Après Sarkozy et Manuel Valls, avec le syndic Daniel Brélaz, la répression tous azimuts et sa politique-spectacle prennent le dessus!

En mai 2012, socialistes et verts lausannois acceptaient dans leur majorité un postulat du parti libéral-radical pour la création de zones d’éloignement au centre-ville. Les personnes ciblées sont celles qui «créent un trouble public en raison de leur comportement»… Une majorité socialiste-verte avait également admis en 2011, peu ou prou, la mise en place, moyennant de prétendues garanties, d’un système de vidéo-surveillance.

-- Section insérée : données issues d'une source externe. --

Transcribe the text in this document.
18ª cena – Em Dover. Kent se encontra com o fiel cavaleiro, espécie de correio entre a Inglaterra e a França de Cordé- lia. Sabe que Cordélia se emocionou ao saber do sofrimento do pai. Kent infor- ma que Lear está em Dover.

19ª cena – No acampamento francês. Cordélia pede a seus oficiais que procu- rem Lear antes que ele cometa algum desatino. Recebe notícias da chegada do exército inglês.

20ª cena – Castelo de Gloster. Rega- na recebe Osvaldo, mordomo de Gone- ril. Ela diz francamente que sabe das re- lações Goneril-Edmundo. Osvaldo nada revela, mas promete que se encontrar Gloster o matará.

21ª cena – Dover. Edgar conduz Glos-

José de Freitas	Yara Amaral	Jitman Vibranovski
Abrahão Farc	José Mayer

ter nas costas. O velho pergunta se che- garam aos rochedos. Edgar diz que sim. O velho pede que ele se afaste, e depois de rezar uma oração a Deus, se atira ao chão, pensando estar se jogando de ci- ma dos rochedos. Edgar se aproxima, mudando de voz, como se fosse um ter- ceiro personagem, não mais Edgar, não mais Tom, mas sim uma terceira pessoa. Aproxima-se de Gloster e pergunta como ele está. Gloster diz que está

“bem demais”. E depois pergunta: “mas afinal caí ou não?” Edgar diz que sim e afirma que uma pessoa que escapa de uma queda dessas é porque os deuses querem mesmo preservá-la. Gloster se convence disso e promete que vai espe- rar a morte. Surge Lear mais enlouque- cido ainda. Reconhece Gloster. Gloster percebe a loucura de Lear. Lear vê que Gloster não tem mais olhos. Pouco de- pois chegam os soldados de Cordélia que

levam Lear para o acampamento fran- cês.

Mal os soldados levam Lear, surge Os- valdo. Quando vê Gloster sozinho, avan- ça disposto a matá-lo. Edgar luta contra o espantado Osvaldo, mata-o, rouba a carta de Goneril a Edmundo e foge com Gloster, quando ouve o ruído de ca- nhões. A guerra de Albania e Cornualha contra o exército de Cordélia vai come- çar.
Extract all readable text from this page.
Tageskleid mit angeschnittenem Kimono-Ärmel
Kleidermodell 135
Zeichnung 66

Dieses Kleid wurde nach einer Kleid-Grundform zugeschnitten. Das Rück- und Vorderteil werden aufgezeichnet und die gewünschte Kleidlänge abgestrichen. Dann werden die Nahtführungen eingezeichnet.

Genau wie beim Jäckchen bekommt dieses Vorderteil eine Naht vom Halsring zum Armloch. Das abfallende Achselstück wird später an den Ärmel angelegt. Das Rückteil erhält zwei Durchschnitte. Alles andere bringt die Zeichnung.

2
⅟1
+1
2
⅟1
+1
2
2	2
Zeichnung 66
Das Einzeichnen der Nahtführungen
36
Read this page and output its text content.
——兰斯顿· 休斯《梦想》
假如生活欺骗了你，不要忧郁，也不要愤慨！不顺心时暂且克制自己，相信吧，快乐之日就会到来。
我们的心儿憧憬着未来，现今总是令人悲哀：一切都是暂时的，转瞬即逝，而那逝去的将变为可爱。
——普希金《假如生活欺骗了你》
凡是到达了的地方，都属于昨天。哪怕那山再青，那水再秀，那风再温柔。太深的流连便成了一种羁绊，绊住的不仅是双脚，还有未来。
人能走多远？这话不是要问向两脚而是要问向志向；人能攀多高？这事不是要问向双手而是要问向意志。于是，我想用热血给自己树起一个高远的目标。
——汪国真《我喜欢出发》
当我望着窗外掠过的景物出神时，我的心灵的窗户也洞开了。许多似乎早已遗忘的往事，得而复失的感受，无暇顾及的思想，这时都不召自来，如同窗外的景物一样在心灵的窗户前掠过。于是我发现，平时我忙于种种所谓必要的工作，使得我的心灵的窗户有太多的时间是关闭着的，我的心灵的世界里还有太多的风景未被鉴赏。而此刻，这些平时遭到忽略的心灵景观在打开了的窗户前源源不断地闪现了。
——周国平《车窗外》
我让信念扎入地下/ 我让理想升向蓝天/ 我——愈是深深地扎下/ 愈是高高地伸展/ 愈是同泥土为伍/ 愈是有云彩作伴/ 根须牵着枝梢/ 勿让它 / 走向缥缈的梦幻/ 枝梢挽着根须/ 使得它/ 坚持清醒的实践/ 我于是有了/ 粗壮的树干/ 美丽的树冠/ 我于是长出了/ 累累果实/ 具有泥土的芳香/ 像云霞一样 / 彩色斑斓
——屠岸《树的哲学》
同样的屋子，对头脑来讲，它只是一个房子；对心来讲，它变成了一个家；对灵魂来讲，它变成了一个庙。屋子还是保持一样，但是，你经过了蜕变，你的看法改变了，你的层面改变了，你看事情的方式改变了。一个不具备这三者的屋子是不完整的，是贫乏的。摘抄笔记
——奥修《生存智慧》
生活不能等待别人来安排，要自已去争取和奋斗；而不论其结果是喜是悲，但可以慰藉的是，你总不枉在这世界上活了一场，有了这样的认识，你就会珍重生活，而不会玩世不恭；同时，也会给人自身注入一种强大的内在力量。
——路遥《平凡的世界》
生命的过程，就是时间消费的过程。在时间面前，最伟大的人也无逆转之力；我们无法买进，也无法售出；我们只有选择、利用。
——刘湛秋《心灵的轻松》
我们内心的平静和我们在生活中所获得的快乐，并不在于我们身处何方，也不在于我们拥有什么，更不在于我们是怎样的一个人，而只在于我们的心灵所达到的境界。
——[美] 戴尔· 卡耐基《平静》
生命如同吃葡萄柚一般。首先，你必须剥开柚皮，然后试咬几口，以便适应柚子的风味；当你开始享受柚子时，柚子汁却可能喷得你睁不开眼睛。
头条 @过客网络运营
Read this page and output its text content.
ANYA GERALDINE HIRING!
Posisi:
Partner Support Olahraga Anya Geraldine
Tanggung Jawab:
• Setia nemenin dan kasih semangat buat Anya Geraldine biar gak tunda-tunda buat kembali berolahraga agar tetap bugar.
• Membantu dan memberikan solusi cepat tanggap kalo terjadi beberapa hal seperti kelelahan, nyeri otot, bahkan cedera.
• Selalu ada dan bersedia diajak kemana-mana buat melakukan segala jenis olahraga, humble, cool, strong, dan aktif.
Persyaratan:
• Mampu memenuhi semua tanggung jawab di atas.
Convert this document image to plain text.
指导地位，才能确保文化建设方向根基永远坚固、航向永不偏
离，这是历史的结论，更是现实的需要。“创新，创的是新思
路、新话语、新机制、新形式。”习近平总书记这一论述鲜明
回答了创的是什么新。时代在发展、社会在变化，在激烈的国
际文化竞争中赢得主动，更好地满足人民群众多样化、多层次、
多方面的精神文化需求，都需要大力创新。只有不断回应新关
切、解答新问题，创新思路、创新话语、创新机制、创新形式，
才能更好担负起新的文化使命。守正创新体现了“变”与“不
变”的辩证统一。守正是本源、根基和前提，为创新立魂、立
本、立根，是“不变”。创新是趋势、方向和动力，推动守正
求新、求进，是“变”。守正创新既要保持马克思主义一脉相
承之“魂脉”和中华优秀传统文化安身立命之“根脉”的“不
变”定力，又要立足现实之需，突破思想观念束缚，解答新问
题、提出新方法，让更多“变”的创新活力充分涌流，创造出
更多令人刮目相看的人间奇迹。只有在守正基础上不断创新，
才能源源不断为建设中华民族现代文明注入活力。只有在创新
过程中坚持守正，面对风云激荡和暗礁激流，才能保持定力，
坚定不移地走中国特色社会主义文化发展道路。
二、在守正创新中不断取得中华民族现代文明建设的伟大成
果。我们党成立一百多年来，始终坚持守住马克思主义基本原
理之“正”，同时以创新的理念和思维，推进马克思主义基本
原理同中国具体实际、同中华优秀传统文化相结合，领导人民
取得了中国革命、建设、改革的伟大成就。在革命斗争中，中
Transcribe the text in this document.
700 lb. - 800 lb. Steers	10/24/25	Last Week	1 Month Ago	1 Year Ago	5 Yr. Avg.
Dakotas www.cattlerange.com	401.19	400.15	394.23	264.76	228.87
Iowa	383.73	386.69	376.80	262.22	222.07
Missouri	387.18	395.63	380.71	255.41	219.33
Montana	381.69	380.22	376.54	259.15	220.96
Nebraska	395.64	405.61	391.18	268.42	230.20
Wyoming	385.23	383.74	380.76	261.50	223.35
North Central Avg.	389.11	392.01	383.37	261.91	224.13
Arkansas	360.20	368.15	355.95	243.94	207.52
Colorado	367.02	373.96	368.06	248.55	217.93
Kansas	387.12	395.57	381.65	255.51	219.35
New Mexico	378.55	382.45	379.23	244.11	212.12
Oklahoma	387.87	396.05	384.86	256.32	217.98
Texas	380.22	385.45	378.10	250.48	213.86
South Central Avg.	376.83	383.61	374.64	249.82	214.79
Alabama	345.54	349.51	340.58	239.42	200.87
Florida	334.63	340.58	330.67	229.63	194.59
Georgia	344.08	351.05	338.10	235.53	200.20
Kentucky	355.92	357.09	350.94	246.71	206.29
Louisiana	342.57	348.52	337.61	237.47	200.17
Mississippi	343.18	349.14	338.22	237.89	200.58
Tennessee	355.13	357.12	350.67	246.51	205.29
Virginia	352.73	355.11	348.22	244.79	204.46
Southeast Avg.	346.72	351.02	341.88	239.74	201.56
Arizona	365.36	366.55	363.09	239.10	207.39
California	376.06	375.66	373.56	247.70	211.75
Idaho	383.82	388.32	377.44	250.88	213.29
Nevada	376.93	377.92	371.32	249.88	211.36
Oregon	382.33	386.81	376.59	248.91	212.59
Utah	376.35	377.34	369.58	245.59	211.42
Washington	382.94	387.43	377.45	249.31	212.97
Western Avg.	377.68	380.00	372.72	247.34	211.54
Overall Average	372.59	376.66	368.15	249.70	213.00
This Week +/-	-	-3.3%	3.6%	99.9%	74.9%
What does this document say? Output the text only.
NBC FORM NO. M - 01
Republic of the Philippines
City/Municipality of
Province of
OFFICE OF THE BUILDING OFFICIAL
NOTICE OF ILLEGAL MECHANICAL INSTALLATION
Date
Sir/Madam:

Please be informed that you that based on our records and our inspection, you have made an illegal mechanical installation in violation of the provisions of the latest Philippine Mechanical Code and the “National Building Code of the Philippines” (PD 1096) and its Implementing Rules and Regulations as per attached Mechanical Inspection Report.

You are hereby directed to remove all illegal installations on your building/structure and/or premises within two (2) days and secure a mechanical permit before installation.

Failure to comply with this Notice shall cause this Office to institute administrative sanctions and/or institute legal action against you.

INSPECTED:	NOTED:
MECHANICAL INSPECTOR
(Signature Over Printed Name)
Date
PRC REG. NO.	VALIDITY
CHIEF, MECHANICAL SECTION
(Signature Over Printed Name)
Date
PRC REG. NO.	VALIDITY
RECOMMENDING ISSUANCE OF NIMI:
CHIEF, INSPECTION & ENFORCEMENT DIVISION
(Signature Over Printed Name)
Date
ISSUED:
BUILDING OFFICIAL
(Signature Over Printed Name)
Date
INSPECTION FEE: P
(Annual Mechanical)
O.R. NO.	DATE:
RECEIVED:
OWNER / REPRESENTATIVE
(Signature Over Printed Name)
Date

Le contre-projet déposé par l’exécutif lausannois en juin 2012 à une initiative libérale-radicale, visant à interdire la mendicité «dans les endroits où elle est de nature à troubler l’ordre et la tranquillité publics ou à entraver la circulation sur la voie publique», stigmatise la population rom. Sur cette question, le syndic vert Daniel Brélaz est d’ailleurs un récidiviste: en 2010, ce politicien n’avait-il pas osé parler d’un «trait de caractère profond» des Gitans, après une déprédation et des salissures ? «Avec les Gitans, c’est inévitable. C’est dans leurs mœurs. Un trait de caractère profond.»…Il avait dû faire marche arrière devant les protestations suscitées par de tels propos à connotation raciste. Enfin, mi-juillet 2012, Daniel Brélaz, bombant le torse, déclarait que «dès l’entrée en vigueur de notre plan, les dealers auront disparu des rues lausannoises d’ici 2013, au plus 2014».Une petite phrase qui ressemble à celle prononcée pas Nicolas Sarkozy en juin 2005 : «Dès demain, on va nettoyer au Karcher la cité. On y mettra les effectifs nécessaires et le temps qu’il faudra, mais ça sera nettoyé»…

 

Les illusions d’une politique «sécuritaire» de gauche

Les campagnes systématiques de l’UDC sur l’insécurité à propos des «nuits lausannoises», reprises par toutes les forces politiques institutionnelles, relayées par les grands médias, accréditent l’idée que la répression pourrait à elle seule résoudre les problèmes de la drogue, celui de l’abus de consommation d’alcool ou celui de la violence, des «incivilités», attribuées aux jeunes. Derrière la vente de drogue, il y a des consommateurs-trices. Il y a aussi des gros trafiquants, ceux qui blanchissent leur argent dans les banques helvétiques. Derrière la surconsommation d’alcool, il y a les profits des grands distributeurs et des publicitaires. Derrière la violence ou les «incivilités», il y a la précarité et l’absence de perspective professionnelle.

Pour la gauche radicale, les réponses à ces problèmes ne résident ni dans le tout sécuritaire, ni dans le renforcement de l’action d’une police dite de proximité, mais dans des politiques publiques répondant aux besoins de la majorité, en matière notamment de logement, de santé, d’emploi, de formation. Elles résident aussi dans la construction d’une société solidaire, bannissant toutes les formes de discriminations. Il n’y a pas de raccourci: Marc Vuilleumier vient d’en faire cruellement l’expérience.